Benyon told her that Eric's new play was to be produced within a month and invited her to come with him. She answered uncertainly and lapsed into silence.

As the car bumped over the springy turf of Lashmar Common, Eric stood gazing at the stars and drinking in the thousand mingled scents and sounds of the night. Somewhere hard by, a bonfire was pungently smouldering; there was a sour smell where a flock of geese had been feeding all day; flaring acridly across was a transitory reek of burnt lubricating oil, and the hint of a cigar so faint that it was gone before he could be sure of it.… The lumbering creak of the mill-wheel rose assertively above the drone and plash of the stream; a shiver of rain and a gentle sigh of wind in the top branches of the trees behind him were suddenly swallowed by the hoot of an owl.

Eric started—and wondered why he was standing there in the cold.

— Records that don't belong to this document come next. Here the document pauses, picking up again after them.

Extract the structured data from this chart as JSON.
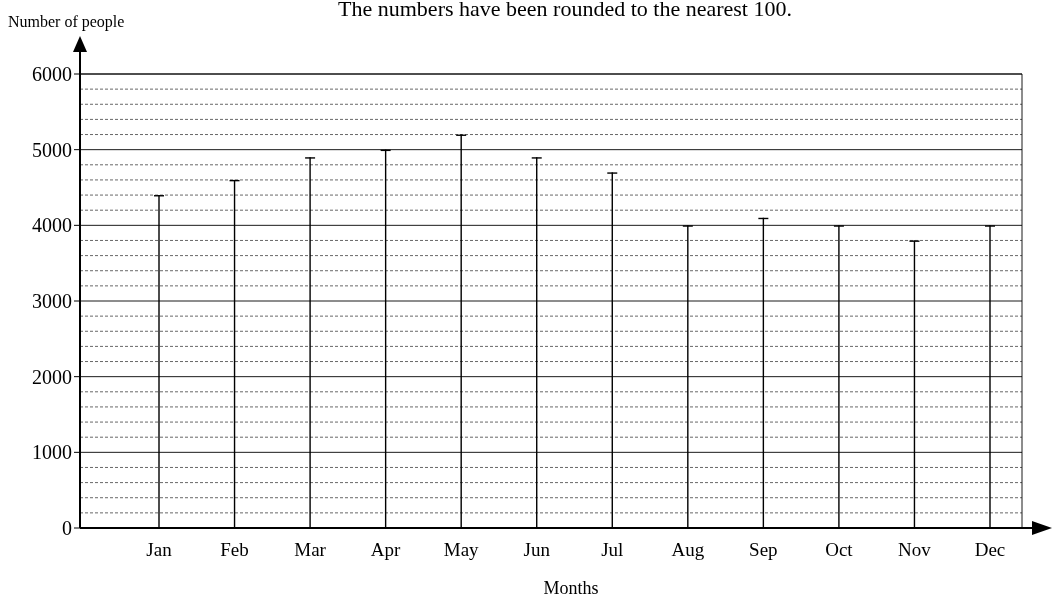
{
  "chart_data": {
    "type": "bar",
    "title": "The numbers have been rounded to the nearest 100.",
    "xlabel": "Months",
    "ylabel": "Number of people",
    "categories": [
      "Jan",
      "Feb",
      "Mar",
      "Apr",
      "May",
      "Jun",
      "Jul",
      "Aug",
      "Sep",
      "Oct",
      "Nov",
      "Dec"
    ],
    "values": [
      4400,
      4600,
      4900,
      5000,
      5200,
      4900,
      4700,
      4000,
      4100,
      4000,
      3800,
      4000
    ],
    "color": "#000000",
    "ylim": [
      0,
      6000
    ],
    "yticks": [
      0,
      1000,
      2000,
      3000,
      4000,
      5000,
      6000
    ],
    "grid": "y"
  }
}
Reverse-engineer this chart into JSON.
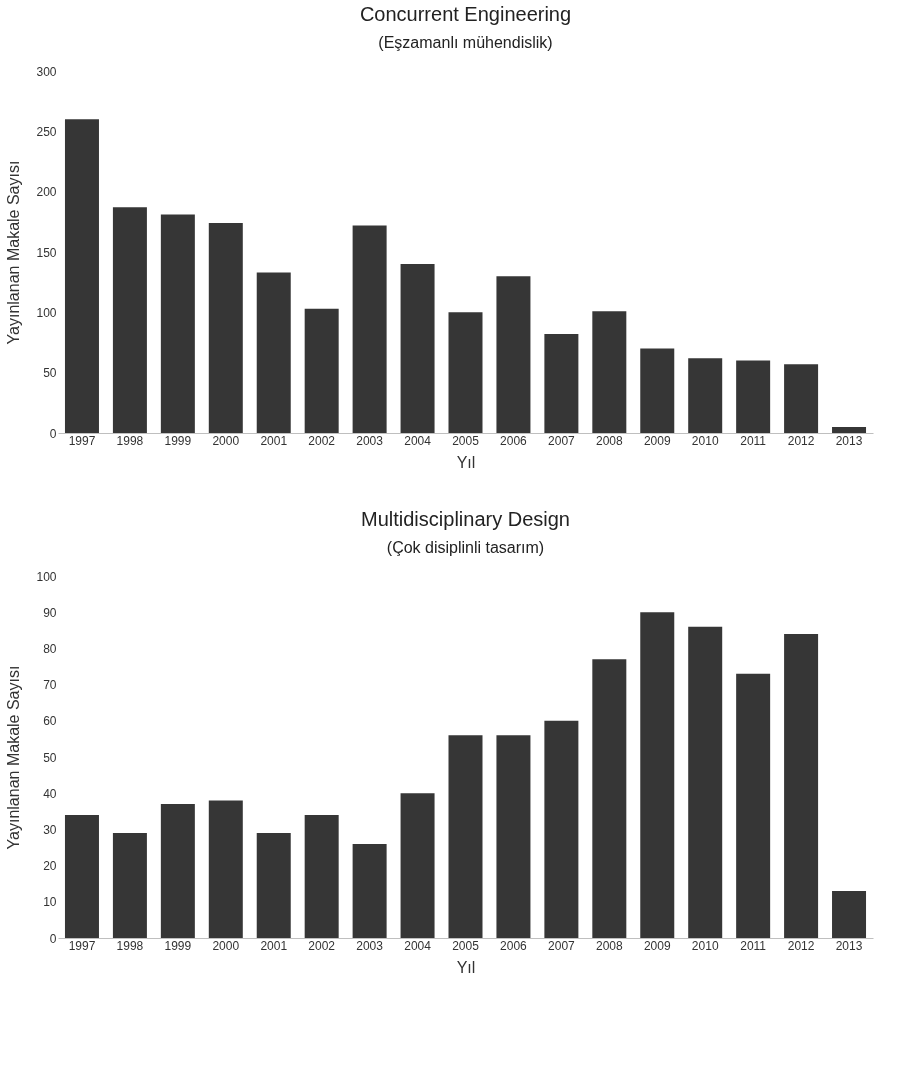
{
  "chart_data": [
    {
      "type": "bar",
      "title": "Concurrent Engineering",
      "subtitle": "(Eşzamanlı mühendislik)",
      "xlabel": "Yıl",
      "ylabel": "Yayınlanan Makale Sayısı",
      "categories": [
        "1997",
        "1998",
        "1999",
        "2000",
        "2001",
        "2002",
        "2003",
        "2004",
        "2005",
        "2006",
        "2007",
        "2008",
        "2009",
        "2010",
        "2011",
        "2012",
        "2013"
      ],
      "values": [
        260,
        187,
        181,
        174,
        133,
        103,
        172,
        140,
        100,
        130,
        82,
        101,
        70,
        62,
        60,
        57,
        5
      ],
      "color": "#363636",
      "ylim": [
        0,
        300
      ],
      "yticks": [
        0,
        50,
        100,
        150,
        200,
        250,
        300
      ],
      "grid": false
    },
    {
      "type": "bar",
      "title": "Multidisciplinary Design",
      "subtitle": "(Çok disiplinli tasarım)",
      "xlabel": "Yıl",
      "ylabel": "Yayınlanan Makale Sayısı",
      "categories": [
        "1997",
        "1998",
        "1999",
        "2000",
        "2001",
        "2002",
        "2003",
        "2004",
        "2005",
        "2006",
        "2007",
        "2008",
        "2009",
        "2010",
        "2011",
        "2012",
        "2013"
      ],
      "values": [
        34,
        29,
        37,
        38,
        29,
        34,
        26,
        40,
        56,
        56,
        60,
        77,
        90,
        86,
        73,
        84,
        13
      ],
      "color": "#363636",
      "ylim": [
        0,
        100
      ],
      "yticks": [
        0,
        10,
        20,
        30,
        40,
        50,
        60,
        70,
        80,
        90,
        100
      ],
      "grid": false
    }
  ]
}
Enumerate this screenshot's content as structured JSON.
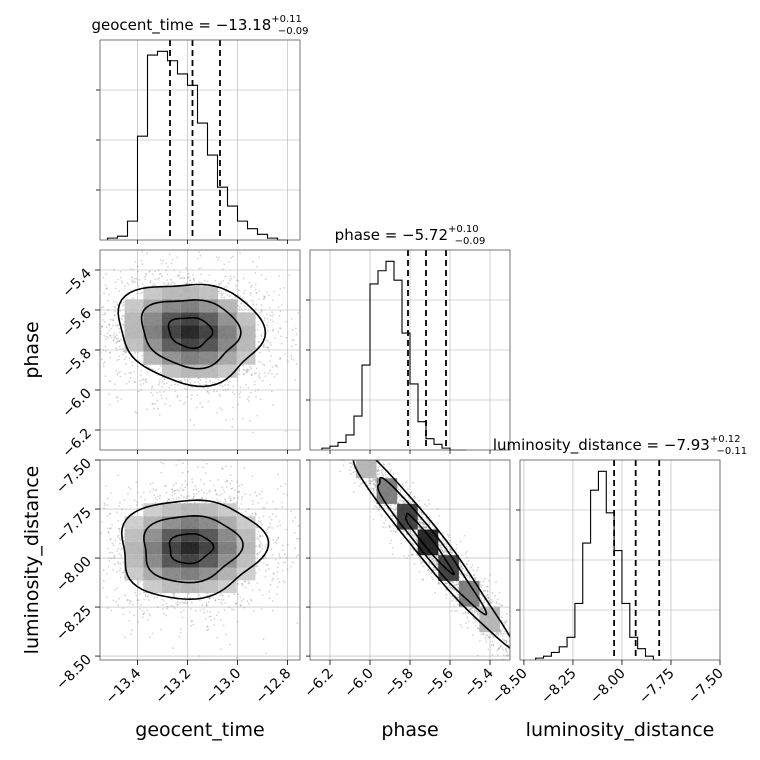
{
  "chart_data": {
    "type": "corner",
    "parameters": [
      {
        "name": "geocent_time",
        "median": -13.18,
        "plus": 0.11,
        "minus": 0.09,
        "title": {
          "prefix": "geocent_time = −13.18",
          "sup": "+0.11",
          "sub": "−0.09"
        },
        "range": [
          -13.55,
          -12.75
        ],
        "ticks": [
          -13.4,
          -13.2,
          -13.0,
          -12.8
        ],
        "tick_labels": [
          "−13.4",
          "−13.2",
          "−13.0",
          "−12.8"
        ],
        "quantiles": [
          -13.27,
          -13.18,
          -13.07
        ]
      },
      {
        "name": "phase",
        "median": -5.72,
        "plus": 0.1,
        "minus": 0.09,
        "title": {
          "prefix": "phase = −5.72",
          "sup": "+0.10",
          "sub": "−0.09"
        },
        "range": [
          -6.3,
          -5.3
        ],
        "ticks": [
          -6.2,
          -6.0,
          -5.8,
          -5.6,
          -5.4
        ],
        "tick_labels": [
          "−6.2",
          "−6.0",
          "−5.8",
          "−5.6",
          "−5.4"
        ],
        "quantiles": [
          -5.81,
          -5.72,
          -5.62
        ]
      },
      {
        "name": "luminosity_distance",
        "median": -7.93,
        "plus": 0.12,
        "minus": 0.11,
        "title": {
          "prefix": "luminosity_distance = −7.93",
          "sup": "+0.12",
          "sub": "−0.11"
        },
        "range": [
          -8.52,
          -7.5
        ],
        "ticks": [
          -8.5,
          -8.25,
          -8.0,
          -7.75,
          -7.5
        ],
        "tick_labels": [
          "−8.50",
          "−8.25",
          "−8.00",
          "−7.75",
          "−7.50"
        ],
        "quantiles": [
          -8.04,
          -7.93,
          -7.81
        ]
      }
    ],
    "histograms": [
      {
        "param": "geocent_time",
        "bin_start": -13.52,
        "bin_width": 0.04,
        "counts": [
          1,
          2,
          10,
          55,
          98,
          100,
          95,
          88,
          82,
          62,
          45,
          28,
          18,
          10,
          6,
          3,
          1,
          0
        ]
      },
      {
        "param": "phase",
        "bin_start": -6.24,
        "bin_width": 0.04,
        "counts": [
          1,
          2,
          4,
          8,
          18,
          45,
          88,
          95,
          100,
          90,
          62,
          35,
          15,
          6,
          3,
          1,
          0,
          0
        ]
      },
      {
        "param": "luminosity_distance",
        "bin_start": -8.44,
        "bin_width": 0.04,
        "counts": [
          1,
          2,
          4,
          7,
          12,
          30,
          62,
          90,
          100,
          78,
          58,
          30,
          12,
          6,
          2,
          0
        ]
      }
    ],
    "joint_2d": [
      {
        "x": "geocent_time",
        "y": "phase",
        "center": [
          -13.19,
          -5.71
        ],
        "spread": [
          0.16,
          0.14
        ],
        "rho": -0.1
      },
      {
        "x": "geocent_time",
        "y": "luminosity_distance",
        "center": [
          -13.19,
          -7.95
        ],
        "spread": [
          0.16,
          0.14
        ],
        "rho": 0.05
      },
      {
        "x": "phase",
        "y": "luminosity_distance",
        "center": [
          -5.71,
          -7.92
        ],
        "spread": [
          0.22,
          0.28
        ],
        "rho": -0.97
      }
    ],
    "axis_labels": {
      "x": [
        "geocent_time",
        "phase",
        "luminosity_distance"
      ],
      "y": [
        "phase",
        "luminosity_distance"
      ]
    },
    "grid": true
  }
}
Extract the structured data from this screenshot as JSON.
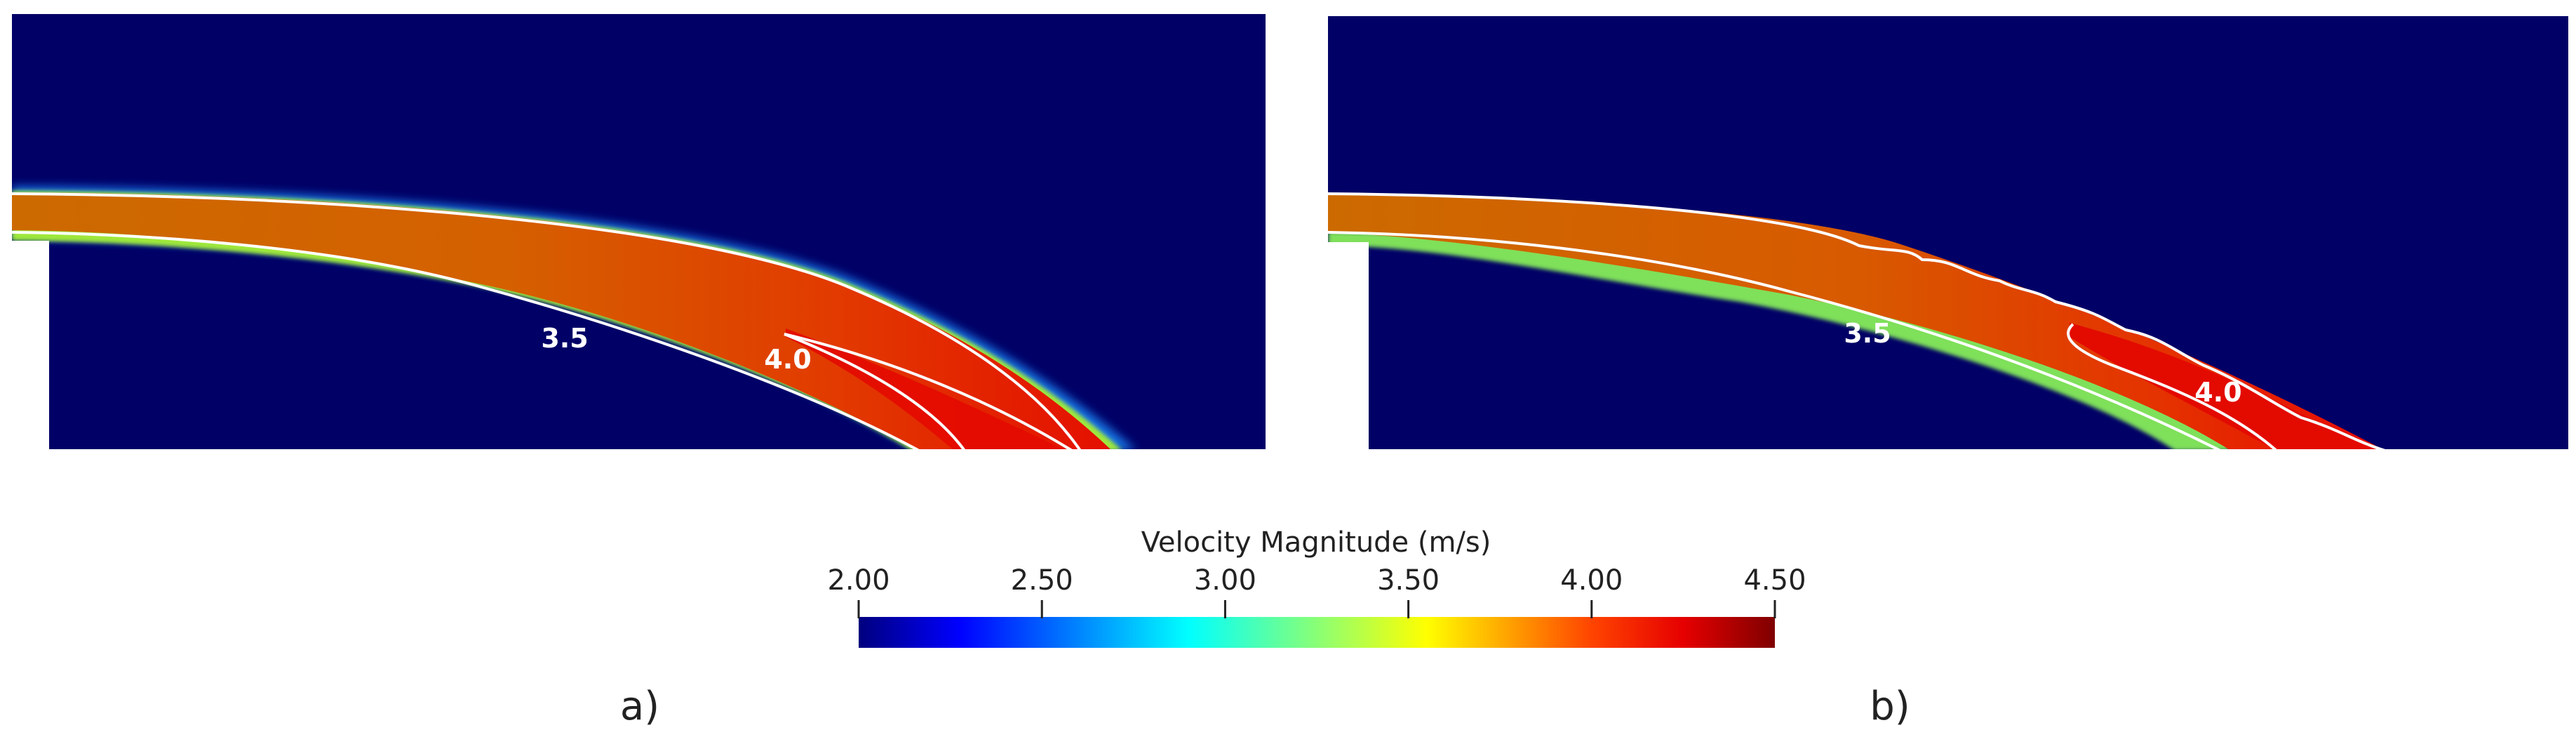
{
  "panels": [
    {
      "id": "a",
      "caption": "a)",
      "contours": [
        {
          "label": "3.5"
        },
        {
          "label": "4.0"
        }
      ]
    },
    {
      "id": "b",
      "caption": "b)",
      "contours": [
        {
          "label": "3.5"
        },
        {
          "label": "4.0"
        }
      ]
    }
  ],
  "colorbar": {
    "title": "Velocity Magnitude (m/s)",
    "ticks": [
      "2.00",
      "2.50",
      "3.00",
      "3.50",
      "4.00",
      "4.50"
    ],
    "min": 2.0,
    "max": 4.5
  },
  "colors": {
    "background_field": "#010066",
    "contour_line": "#ffffff"
  }
}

Then he remembered that he had stayed to be by himself and to think something out. There was a change somewhere, and he was trying to locate it. He had come to retouch his memory of Agnes, and he had seen her alone and with others; they had talked the conventional jargon of the dinner-table, their fingers had brushed emotion as they discussed her missing brother, and for half an hour they had marched up and down the terrace arm-in-arm, discussing and arguing on an unwritten book, recapturing an old intimacy which he had shared with no one else. In the light of the drawing-room Agnes' grey eyes were black and mysterious; her lips were parted, and her cheeks warmly flushed; he had never seen her look prettier, he had never been more attracted by her.